Nearly all gambling in Wyoming is illegal, but what agency investigates infractions and enforces the law in cases of legalized gambling – or who investigates when an illegal form of gambling is uncovered in Wyoming – remains unclear.

Some have said there are more than 400 illegal slot machines operating in the state, and there is no one central clearinghouse for enforcement. The cost to investigate a single illegal slot machine can be exorbitant, and local agencies have been hesitant to foot the bill.

As such, in early October, the Wyoming Legislature’s Joint Travel, Recreation and Cultural Resources Interim Committee voted to move forward with a bill that would dedicate more state resources toward gambling regulation. If approved in the 2020 legislative budget session beginning Feb. 10, a statewide gaming commission could be created.

According to draft legislation, the Legislature would convert the state’s Pari-Mutuel Commission to the Wyoming Gaming Commission. Currently, the Pari-Mutuel Commission regulates horse racing in the state, but a gaming commission would regulate all games of chance.

If approved in 2020, establishments conducting games of chance would have to be licensed by the commission, as would vendors and suppliers of gaming devices. The commission would also provide for distribution of a portion of wagers on games of chance in a manner generally similar to historic horse racing wagering.

Qualified gaming commission employees would also be peace officers, and all cities and counties would be able to host their own local elections on whether to allow games of chance in their communities.

The legislation would not expand legalized gambling in the state.

“All gambling in Wyoming is illegal … with a few exceptions,” Byron Oedekoven, Wyoming Association of Sheriffs and Chiefs of Police, explained. “But who goes forth and enforces a regulation” when a particular slot machine is determined to be illegal? It may seem that the investigation should fall to local law enforcement, but they can be very expensive, he said.

“The forensic inspection of that machine is somewhere between $4,000 and $50,000 per machine,” Oedekoven said. “There has been a kind of ‘wait and see’ to see who will do the inspections … and so far, I am unaware of anything happening.

“Some within the Legislature were going, ‘OK, how can we get a grip on this deal?

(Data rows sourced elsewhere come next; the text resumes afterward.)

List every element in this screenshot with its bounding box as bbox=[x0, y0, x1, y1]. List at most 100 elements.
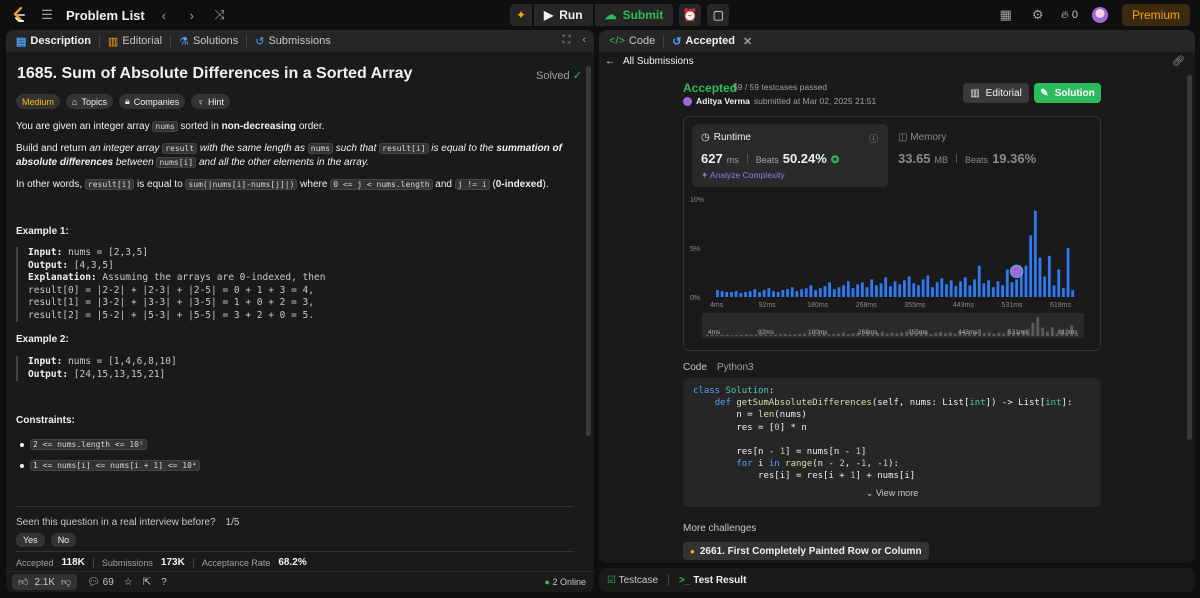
debug-button[interactable]: ✦ bbox=[510, 4, 532, 26]
editorial-button[interactable]: ▥ Editorial bbox=[963, 83, 1029, 103]
runtime-bar[interactable] bbox=[968, 285, 972, 297]
companies-chip[interactable]: 🔒︎ Companies bbox=[118, 94, 186, 109]
runtime-bar[interactable] bbox=[1005, 269, 1009, 297]
runtime-bar[interactable] bbox=[921, 279, 925, 297]
tab-test-result[interactable]: >_ Test Result bbox=[679, 575, 746, 586]
runtime-bar[interactable] bbox=[926, 275, 930, 297]
runtime-card[interactable]: ◷ Runtime ⓘ 627 ms Beats 50.24% ✪ ✦ Analyze… bbox=[692, 124, 888, 187]
close-tab-icon[interactable]: ✕ bbox=[743, 35, 752, 48]
runtime-bar[interactable] bbox=[1010, 282, 1014, 297]
problem-list-icon[interactable]: ☰ bbox=[38, 7, 56, 23]
your-runtime-marker[interactable] bbox=[1009, 264, 1024, 279]
solution-button[interactable]: ✎ Solution bbox=[1034, 83, 1101, 103]
tab-code[interactable]: </> Code bbox=[605, 35, 659, 47]
runtime-bar[interactable] bbox=[1071, 290, 1075, 297]
runtime-bar[interactable] bbox=[991, 287, 995, 297]
runtime-bar[interactable] bbox=[931, 287, 934, 297]
runtime-bar[interactable] bbox=[790, 287, 794, 297]
share-icon[interactable]: ⇱ bbox=[143, 577, 151, 588]
runtime-bar[interactable] bbox=[940, 278, 944, 297]
runtime-bar[interactable] bbox=[907, 276, 911, 297]
collapse-icon[interactable]: ‹ bbox=[582, 34, 586, 47]
runtime-bar[interactable] bbox=[781, 290, 785, 297]
settings-gear-icon[interactable]: ⚙ bbox=[1029, 7, 1047, 23]
shuffle-icon[interactable]: ⤨ bbox=[211, 7, 229, 23]
runtime-bar[interactable] bbox=[860, 282, 864, 297]
runtime-bar[interactable] bbox=[837, 287, 841, 297]
maximize-icon[interactable]: ⛶ bbox=[563, 34, 571, 47]
yes-button[interactable]: Yes bbox=[16, 533, 45, 547]
runtime-bar[interactable] bbox=[1033, 210, 1037, 297]
runtime-bar[interactable] bbox=[1001, 285, 1004, 297]
tab-description[interactable]: ▤ Description bbox=[12, 35, 95, 48]
runtime-bar[interactable] bbox=[912, 283, 916, 297]
problem-list-link[interactable]: Problem List bbox=[66, 8, 145, 23]
runtime-bar[interactable] bbox=[758, 292, 761, 297]
runtime-bar[interactable] bbox=[767, 288, 771, 297]
hint-chip[interactable]: ♀ Hint bbox=[191, 94, 231, 109]
runtime-bar[interactable] bbox=[893, 281, 897, 297]
runtime-bar[interactable] bbox=[996, 281, 1000, 297]
tab-solutions[interactable]: ⚗ Solutions bbox=[175, 35, 242, 48]
runtime-bar[interactable] bbox=[1024, 265, 1028, 297]
all-submissions-link[interactable]: ← All Submissions bbox=[605, 54, 1189, 68]
runtime-bar[interactable] bbox=[856, 284, 860, 297]
runtime-bar[interactable] bbox=[776, 292, 780, 297]
no-button[interactable]: No bbox=[50, 533, 77, 547]
runtime-bar[interactable] bbox=[1015, 279, 1019, 297]
streak-counter[interactable]: 🔥︎ 0 bbox=[1061, 9, 1078, 22]
runtime-bar[interactable] bbox=[823, 286, 827, 297]
view-more-button[interactable]: ⌄ View more bbox=[683, 488, 1101, 499]
tab-submissions[interactable]: ↺ Submissions bbox=[251, 35, 335, 48]
runtime-bar[interactable] bbox=[1043, 276, 1047, 297]
runtime-bar[interactable] bbox=[795, 291, 799, 297]
user-avatar[interactable] bbox=[1091, 7, 1108, 23]
run-button[interactable]: ▶ Run bbox=[534, 4, 593, 26]
runtime-bar[interactable] bbox=[879, 283, 883, 297]
submission-scrollbar[interactable] bbox=[1187, 75, 1192, 440]
runtime-bar[interactable] bbox=[1057, 269, 1061, 297]
runtime-bar[interactable] bbox=[800, 289, 803, 297]
runtime-bar[interactable] bbox=[865, 287, 869, 297]
difficulty-chip[interactable]: Medium bbox=[16, 94, 61, 109]
star-icon[interactable]: ☆ bbox=[124, 577, 133, 588]
next-problem-icon[interactable]: › bbox=[183, 8, 201, 23]
info-icon[interactable]: ⓘ bbox=[869, 132, 878, 145]
runtime-bar[interactable] bbox=[977, 265, 981, 297]
runtime-bar[interactable] bbox=[814, 290, 817, 297]
runtime-bar[interactable] bbox=[884, 277, 888, 297]
topics-chip[interactable]: ⌂ Topics bbox=[66, 94, 113, 109]
runtime-bar[interactable] bbox=[1047, 255, 1051, 297]
runtime-bar[interactable] bbox=[959, 281, 962, 297]
runtime-bar[interactable] bbox=[949, 280, 953, 297]
runtime-bar[interactable] bbox=[982, 283, 986, 297]
runtime-bar[interactable] bbox=[888, 286, 892, 297]
runtime-bar[interactable] bbox=[987, 280, 990, 297]
tab-accepted[interactable]: ↺ Accepted ✕ bbox=[668, 35, 756, 48]
runtime-bar[interactable] bbox=[739, 293, 743, 297]
runtime-bar[interactable] bbox=[945, 284, 948, 297]
link-icon[interactable]: 🔗︎ bbox=[1172, 56, 1185, 67]
runtime-bar[interactable] bbox=[828, 282, 832, 297]
runtime-bar[interactable] bbox=[1052, 285, 1056, 297]
timer-button[interactable]: ⏰ bbox=[679, 4, 702, 26]
tab-testcase[interactable]: ☑ Testcase bbox=[607, 575, 658, 586]
prev-problem-icon[interactable]: ‹ bbox=[155, 8, 173, 23]
runtime-bar[interactable] bbox=[1029, 235, 1033, 297]
thumbs-down-icon[interactable]: 👎︎ bbox=[61, 576, 71, 588]
thumbs-up-icon[interactable]: 👍︎ bbox=[18, 576, 28, 588]
runtime-bar[interactable] bbox=[935, 282, 939, 297]
runtime-bar[interactable] bbox=[753, 289, 757, 297]
analyze-complexity-link[interactable]: ✦ Analyze Complexity bbox=[701, 170, 785, 181]
layout-grid-icon[interactable]: ▦ bbox=[997, 7, 1015, 23]
runtime-bar[interactable] bbox=[734, 291, 738, 297]
runtime-bar[interactable] bbox=[748, 291, 752, 297]
challenge-link[interactable]: ● 2661. First Completely Painted Row or C… bbox=[683, 542, 929, 560]
runtime-bar[interactable] bbox=[954, 286, 958, 297]
tab-editorial[interactable]: ▥ Editorial bbox=[104, 35, 166, 48]
runtime-bar[interactable] bbox=[903, 280, 906, 297]
runtime-bar[interactable] bbox=[832, 289, 836, 297]
description-scrollbar[interactable] bbox=[586, 66, 591, 436]
runtime-bar[interactable] bbox=[744, 292, 747, 297]
runtime-bar[interactable] bbox=[842, 285, 846, 297]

How can we deal with this when we have several different opinions on how to do that?’” Oedekoven said. “One thought is, let’s create a gaming commission, let’s fund the gaming commission and tell the gaming commission which machines are legal, which are not, and they can go forward. Thus, they would fund the $4,000 to $50,000 inspection and do it.”

Since 2013, legalized historic horse racing regulated by the Pari-Mutuel Commission has returned millions of dollars derived from wagering activity back to the state of Wyoming, according to Charles Moore, director of the Wyoming Pari-Mutuel Commission. From 2014-19, that amounted to $22,095,899.07 in city and county funding and $9,083,421 from the Breeders Award Fund in the same time period.

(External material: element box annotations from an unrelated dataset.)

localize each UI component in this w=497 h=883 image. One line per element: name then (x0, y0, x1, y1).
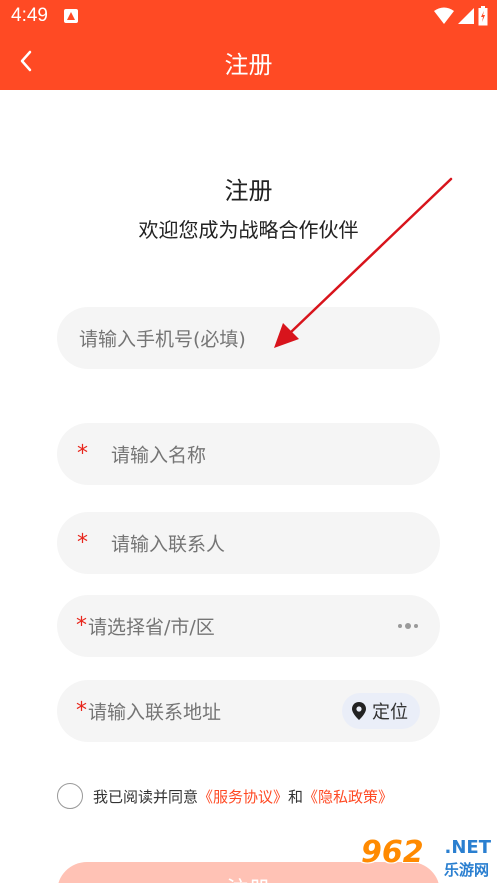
locate-label: 定位 (372, 702, 408, 723)
status-icons (434, 6, 488, 26)
battery-icon (478, 6, 488, 26)
status-bar: 4:49 (0, 0, 497, 33)
nav-bar: 注册 (0, 33, 497, 90)
nav-title: 注册 (224, 51, 273, 79)
more-dots-icon (398, 623, 418, 629)
name-input[interactable]: * 请输入名称 (57, 423, 440, 485)
watermark-logo-text: 962 (361, 835, 424, 870)
watermark-logo: 962 .NET 乐游网 (355, 833, 497, 883)
agreement-prefix: 我已阅读并同意 (93, 787, 199, 806)
address-input[interactable]: * 请输入联系地址 定位 (57, 680, 440, 742)
name-placeholder: 请输入名称 (111, 444, 207, 467)
phone-input[interactable]: 请输入手机号(必填) (57, 307, 440, 369)
agreement-checkbox[interactable] (57, 783, 83, 809)
required-mark: * (76, 613, 87, 639)
address-placeholder: 请输入联系地址 (88, 701, 222, 724)
required-mark: * (77, 530, 88, 556)
watermark-sub: 乐游网 (443, 861, 489, 879)
phone-placeholder: 请输入手机号(必填) (79, 328, 246, 351)
agreement-row: 我已阅读并同意 《服务协议》 和 《隐私政策》 (57, 782, 393, 810)
required-mark: * (77, 441, 88, 467)
privacy-policy-link[interactable]: 《隐私政策》 (303, 786, 393, 807)
region-select[interactable]: * 请选择省/市/区 (57, 595, 440, 657)
contact-placeholder: 请输入联系人 (111, 533, 226, 556)
watermark-domain: .NET (444, 837, 491, 858)
required-mark: * (76, 698, 87, 724)
wifi-icon (434, 7, 454, 24)
status-time: 4:49 (11, 5, 48, 26)
agreement-and: 和 (288, 787, 304, 806)
location-pin-icon (352, 702, 366, 720)
page-title: 注册 (224, 177, 273, 205)
page-subtitle: 欢迎您成为战略合作伙伴 (138, 218, 359, 242)
contact-input[interactable]: * 请输入联系人 (57, 512, 440, 574)
signal-icon (458, 8, 474, 24)
locate-button[interactable]: 定位 (342, 693, 420, 729)
notification-app-icon (64, 9, 78, 23)
service-agreement-link[interactable]: 《服务协议》 (198, 786, 288, 807)
region-placeholder: 请选择省/市/区 (88, 616, 215, 639)
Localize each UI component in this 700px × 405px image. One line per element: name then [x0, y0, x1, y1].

In 2019, $2 million was added to the State Fair Endowment Account, $2.3 million to the Legislative Stabilization Reserve Account and $200,000 to the Animal Damage Control Account.

Any gambling activity lives in a strict regulatory atmosphere within Wyoming, Moore said, and within that system, the majority of people participating are honest people.

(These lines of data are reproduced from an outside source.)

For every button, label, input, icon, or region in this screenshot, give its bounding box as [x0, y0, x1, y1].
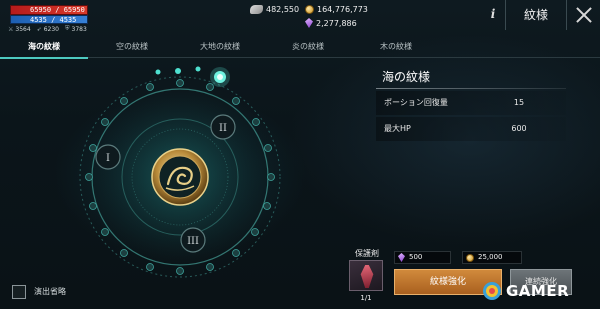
- wing-amount: 482,550: [266, 5, 300, 14]
- gold-coin-icon: [305, 5, 314, 14]
- stat-row-value: 15: [513, 98, 525, 107]
- svg-text:II: II: [219, 123, 227, 134]
- protect-item-count: 1/1: [360, 294, 372, 302]
- gamer-logo-icon: [482, 281, 502, 301]
- crest-diagram: I II III: [75, 66, 285, 282]
- svg-text:III: III: [187, 236, 199, 247]
- protect-item-slot[interactable]: [349, 260, 383, 291]
- stat-defense-value: 3783: [71, 25, 87, 33]
- wing-currency: 482,550: [250, 5, 299, 14]
- hp-bar: 65950 / 65950: [10, 5, 88, 15]
- gem-cost-value: 500: [409, 253, 423, 261]
- gamer-watermark: GAMER: [482, 280, 569, 302]
- wing-icon: [250, 5, 263, 14]
- panel-divider: [376, 88, 566, 89]
- stat-row-label: ポーション回復量: [384, 98, 448, 107]
- tab-wood-crest[interactable]: 木の紋様: [352, 38, 440, 58]
- roman-node-1[interactable]: I: [95, 144, 121, 170]
- tab-fire-crest[interactable]: 炎の紋様: [264, 38, 352, 58]
- stat-attack-value: 3564: [15, 25, 31, 33]
- panel-title: 海の紋様: [382, 70, 431, 84]
- skip-animation-label: 演出省略: [34, 287, 66, 296]
- gold-cost: 25,000: [462, 251, 522, 264]
- info-icon[interactable]: i: [486, 7, 500, 21]
- skip-animation-checkbox[interactable]: [12, 285, 26, 299]
- gold-amount: 164,776,773: [317, 5, 368, 14]
- tab-sky-crest[interactable]: 空の紋様: [88, 38, 176, 58]
- tab-bar: 海の紋様 空の紋様 大地の紋様 炎の紋様 木の紋様: [0, 38, 600, 59]
- stat-row: 最大HP 600: [376, 117, 566, 141]
- gem-icon: [305, 18, 313, 28]
- tab-earth-crest[interactable]: 大地の紋様: [176, 38, 264, 58]
- tab-sea-crest[interactable]: 海の紋様: [0, 38, 88, 59]
- player-stats: ⚔ 3564 ➶ 6230 ⛨ 3783: [8, 25, 87, 33]
- stat-ranged: ➶ 6230: [37, 25, 59, 33]
- stat-defense: ⛨ 3783: [65, 25, 87, 33]
- page-title: 紋様: [505, 0, 567, 30]
- stat-row-label: 最大HP: [384, 124, 411, 133]
- gem-cost: 500: [394, 251, 451, 264]
- gem-currency: 2,277,886: [305, 18, 357, 28]
- crest-detail-panel: 海の紋様 ポーション回復量 15 最大HP 600: [376, 66, 566, 143]
- gem-icon: [398, 253, 405, 262]
- crest-circle: I II III: [60, 62, 300, 282]
- sea-crest-emblem-icon: [151, 148, 209, 206]
- mp-bar: 4535 / 4535: [10, 15, 88, 24]
- stat-row: ポーション回復量 15: [376, 91, 566, 115]
- gold-coin-icon: [466, 253, 474, 262]
- stat-row-value: 600: [511, 124, 527, 133]
- watermark-text: GAMER: [506, 282, 570, 300]
- protect-potion-icon: [360, 265, 374, 288]
- stat-attack: ⚔ 3564: [8, 25, 31, 33]
- roman-node-3[interactable]: III: [180, 227, 206, 253]
- top-bar: 65950 / 65950 4535 / 4535 ⚔ 3564 ➶ 6230 …: [0, 0, 600, 36]
- roman-node-2[interactable]: II: [210, 114, 236, 140]
- gold-cost-value: 25,000: [478, 253, 503, 261]
- arrow-icon: ➶: [36, 25, 42, 33]
- gold-currency: 164,776,773: [305, 5, 368, 14]
- sword-icon: ⚔: [8, 25, 14, 33]
- shield-icon: ⛨: [64, 25, 70, 32]
- svg-text:I: I: [106, 153, 110, 164]
- stat-ranged-value: 6230: [43, 25, 59, 33]
- close-icon[interactable]: [575, 6, 593, 24]
- gem-amount: 2,277,886: [316, 18, 357, 28]
- protect-item-label: 保護剤: [355, 249, 379, 258]
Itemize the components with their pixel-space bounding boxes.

“The 3- to 5-percenters may be trying to cheat the system, but we’ve got 98% who are really good, honest people,” Moore said. “We live in an extremely strict regulatory atmosphere. Most gaming does live in that kind of a world, so it seems right and natural that all gaming needs to be under similar parameters.”

Moore said the proposed legislation would help the state to understand, first, how much gaming activity is out there and, secondly, how much of it is happening in an unregulated system.

“Once we know how much is out there, we would want to know how much wagering activity is going on at X, Y and Z location. We may go a step further to, ‘Are you really giving back to a local charity like you are required to by law?’” Moore said.

Oedekoven said that if the Legislature does create a gaming commission, his organization would support it – if done the right way, with funding in place for proper enforcement.

“Part of the bill establishes the state function in reviewing legal and illegal machines. And, yes, we would be in favor of that,” Oedekoven said. “We have said, though, that if you do that, go forth and do it correctly. Staff it correctly, fund it correctly, hire the right kind of folks to do that investigation.

“But the second half of that is to answer, ‘Do you even want slot machines operating in Wyoming?’”

And that question, he said, should be left to local cities, counties, towns and communities.